Re: Internal vs. external barriers (was: Re: Interesting LKMM litmus test)

From: Alan Stern
Date: Wed Jan 25 2023 - 20:45:51 EST


On Wed, Jan 25, 2023 at 03:33:08PM -0800, Paul E. McKenney wrote:
> Ah, and returning to the earlier question as to whether srcu_read_unlock()
> can use release semantics instead of smp_mb(), at the very least, this
> portion of the synchronize_srcu() function's header comment must change:
>
> On systems with more than one CPU, when synchronize_srcu()
> returns, each CPU is guaranteed to have executed a full
> memory barrier since the end of its last corresponding SRCU
> read-side critical section whose beginning preceded the call
> to synchronize_srcu().

Yes, that would not be true. But on the other hand, it would be true
that each CPU is guaranteed to have executed a release memory barrier
since the end of its last corresponding SRCU read-side critical section
whose beginning preceded the call to synchronize_srcu(), _and_ the CPU
executing synchronize_srcu() is guaranteed to have executed a full
memory barrier after seeing the values from all those release stores.
This is not quite the same thing but it ought to be just as good.
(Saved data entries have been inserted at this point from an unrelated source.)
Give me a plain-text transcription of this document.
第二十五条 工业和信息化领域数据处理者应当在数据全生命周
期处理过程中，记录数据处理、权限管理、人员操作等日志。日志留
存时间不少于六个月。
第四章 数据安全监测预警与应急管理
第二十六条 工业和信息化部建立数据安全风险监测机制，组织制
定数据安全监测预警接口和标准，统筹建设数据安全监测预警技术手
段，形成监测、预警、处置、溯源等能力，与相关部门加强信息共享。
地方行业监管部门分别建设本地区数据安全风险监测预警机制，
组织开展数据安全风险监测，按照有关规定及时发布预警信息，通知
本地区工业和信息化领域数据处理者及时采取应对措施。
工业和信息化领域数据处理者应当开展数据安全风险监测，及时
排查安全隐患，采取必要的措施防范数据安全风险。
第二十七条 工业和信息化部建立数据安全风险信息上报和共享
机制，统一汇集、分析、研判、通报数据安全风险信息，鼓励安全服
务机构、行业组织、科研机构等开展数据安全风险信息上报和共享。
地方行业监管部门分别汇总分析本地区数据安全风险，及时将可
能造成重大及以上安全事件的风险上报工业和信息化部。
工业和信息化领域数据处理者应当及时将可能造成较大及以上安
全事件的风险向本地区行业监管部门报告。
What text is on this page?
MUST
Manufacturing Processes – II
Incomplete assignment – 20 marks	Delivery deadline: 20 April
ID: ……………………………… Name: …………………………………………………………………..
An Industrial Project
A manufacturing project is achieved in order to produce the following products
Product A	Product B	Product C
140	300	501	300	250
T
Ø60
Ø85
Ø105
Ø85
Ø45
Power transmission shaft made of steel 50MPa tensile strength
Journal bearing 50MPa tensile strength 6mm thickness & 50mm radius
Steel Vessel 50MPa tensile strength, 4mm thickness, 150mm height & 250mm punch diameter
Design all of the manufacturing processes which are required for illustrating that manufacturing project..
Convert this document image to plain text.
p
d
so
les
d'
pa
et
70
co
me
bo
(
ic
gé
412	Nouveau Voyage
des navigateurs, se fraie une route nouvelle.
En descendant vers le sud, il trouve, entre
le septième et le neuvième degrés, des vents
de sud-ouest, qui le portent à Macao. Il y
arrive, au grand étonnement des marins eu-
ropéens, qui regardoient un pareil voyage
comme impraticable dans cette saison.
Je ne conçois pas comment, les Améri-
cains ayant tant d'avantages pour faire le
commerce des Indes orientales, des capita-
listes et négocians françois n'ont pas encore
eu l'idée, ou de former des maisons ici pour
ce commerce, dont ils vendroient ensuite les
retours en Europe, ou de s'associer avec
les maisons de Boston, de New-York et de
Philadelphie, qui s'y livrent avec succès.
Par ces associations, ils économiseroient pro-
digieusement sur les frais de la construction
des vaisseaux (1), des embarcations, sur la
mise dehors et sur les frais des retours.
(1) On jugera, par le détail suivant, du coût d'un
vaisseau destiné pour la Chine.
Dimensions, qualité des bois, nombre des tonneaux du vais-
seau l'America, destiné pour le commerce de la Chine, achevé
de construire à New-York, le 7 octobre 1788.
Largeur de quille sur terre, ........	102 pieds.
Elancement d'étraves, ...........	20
> I don't know of any SRCU code that relies on this, but it would be good to
> check. There used to (and might still) be RCU code relying on this, which
> is why this sentence was added to the header comment in the first place.

If there is code relying on that guarantee, it ought to work just as
well by relying on the modified guarantee.

Of course, there might be code relying on a guarantee that
srcu_read_unlock() executes a full memory barrier. This guarantee would
certainly no longer hold. But as I understand it, this guarantee was
never promised by the SRCU subsystem.